Authors: Table 2 in the manuscript already reports per-task success rates for AxisGuide against the listed baselines on LIBERO, and Figure 5 reports real-world success rates. Ablation results isolating the cue channels appear in the supplementary material. We acknowledge, however, that statistical significance (standard deviations across seeds) and explicit isolation of the cue contribution are not sufficiently prominent in the main text.
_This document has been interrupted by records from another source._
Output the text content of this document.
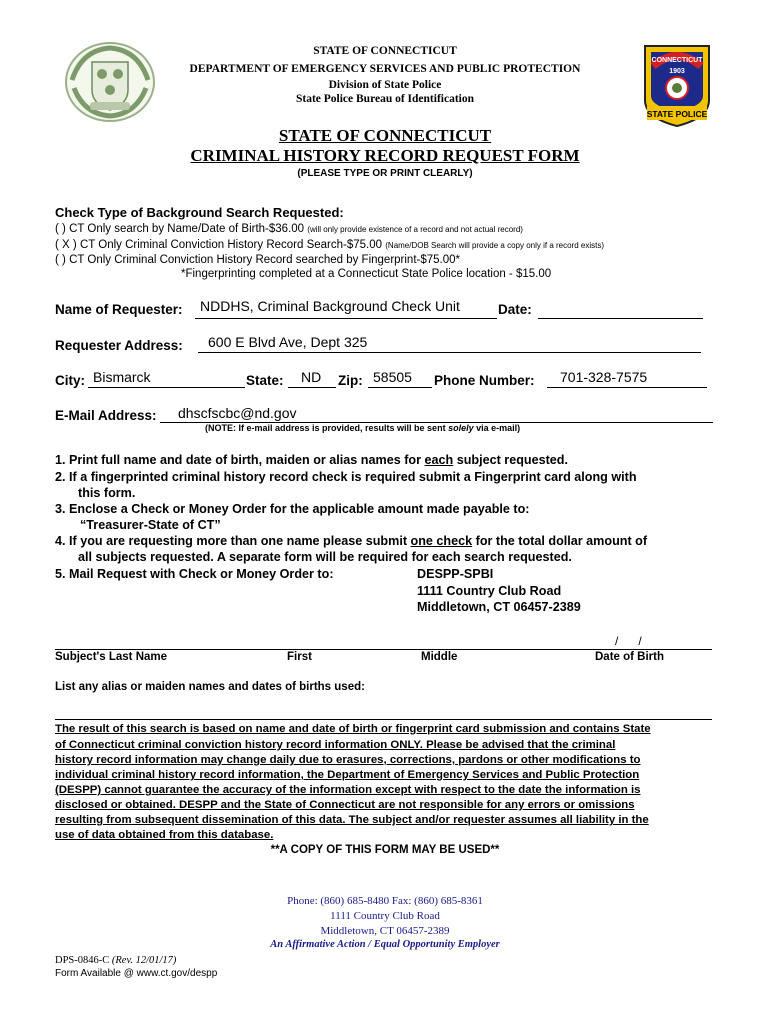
CONNECTICUT
1903
STATE POLICE
STATE OF CONNECTICUT
DEPARTMENT OF EMERGENCY SERVICES AND PUBLIC PROTECTION
Division of State Police
State Police Bureau of Identification
STATE OF CONNECTICUT
CRIMINAL HISTORY RECORD REQUEST FORM
(PLEASE TYPE OR PRINT CLEARLY)
Check Type of Background Search Requested:
( ) CT Only search by Name/Date of Birth-$36.00 (will only provide existence of a record and not actual record)
( X ) CT Only Criminal Conviction History Record Search-$75.00 (Name/DOB Search will provide a copy only if a record exists)
( ) CT Only Criminal Conviction History Record searched by Fingerprint-$75.00*
*Fingerprinting completed at a Connecticut State Police location - $15.00
Name of Requester: NDDHS, Criminal Background Check Unit	Date:
Requester Address: 600 E Blvd Ave, Dept 325
City: Bismarck	State: ND Zip: 58505 Phone Number: 701-328-7575
E-Mail Address: dhscfscbc@nd.gov
(NOTE: If e-mail address is provided, results will be sent solely via e-mail)
1. Print full name and date of birth, maiden or alias names for each subject requested.
2. If a fingerprinted criminal history record check is required submit a Fingerprint card along with
this form.
3. Enclose a Check or Money Order for the applicable amount made payable to:
“Treasurer-State of CT”
4. If you are requesting more than one name please submit one check for the total dollar amount of
all subjects requested. A separate form will be required for each search requested.
5. Mail Request with Check or Money Order to:	DESPP-SPBI
1111 Country Club Road
Middletown, CT 06457-2389
/      /
Subject's Last Name	First	Middle	Date of Birth
List any alias or maiden names and dates of births used:
The result of this search is based on name and date of birth or fingerprint card submission and contains State
of Connecticut criminal conviction history record information ONLY. Please be advised that the criminal
history record information may change daily due to erasures, corrections, pardons or other modifications to
individual criminal history record information, the Department of Emergency Services and Public Protection
(DESPP) cannot guarantee the accuracy of the information except with respect to the date the information is
disclosed or obtained. DESPP and the State of Connecticut are not responsible for any errors or omissions
resulting from subsequent dissemination of this data. The subject and/or requester assumes all liability in the
use of data obtained from this database.
**A COPY OF THIS FORM MAY BE USED**
Phone: (860) 685-8480 Fax: (860) 685-8361
1111 Country Club Road
Middletown, CT 06457-2389
An Affirmative Action / Equal Opportunity Employer
DPS-0846-C (Rev. 12/01/17)
Form Available @ www.ct.gov/despp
In the revision we will move key numerical results, baseline comparisons, and significance indicators into the main body and add a dedicated ablation subsection to improve evaluability and reproducibility. revision: yes
Circularity Check
No significant circularity; AxisGuide is an independent input augmentation
full rationale
The paper introduces AxisGuide as a rendering step that augments RGB inputs with base-frame axis cues computed from camera parameters and end-effector poses. This preprocessing is external to the policy network and training loop. Claims of performance gains rest on empirical evaluations in LIBERO and real-world settings rather than any mathematical derivation, fitted parameter renamed as prediction, or self-citation chain. No equations or steps reduce by construction to the inputs; the method is self-contained against external benchmarks.
Axiom & Free-Parameter Ledger
axioms (1)
- domain assumption Camera intrinsic/extrinsic parameters and end-effector poses are known and accurate enough to render base-frame axes correctly in each view.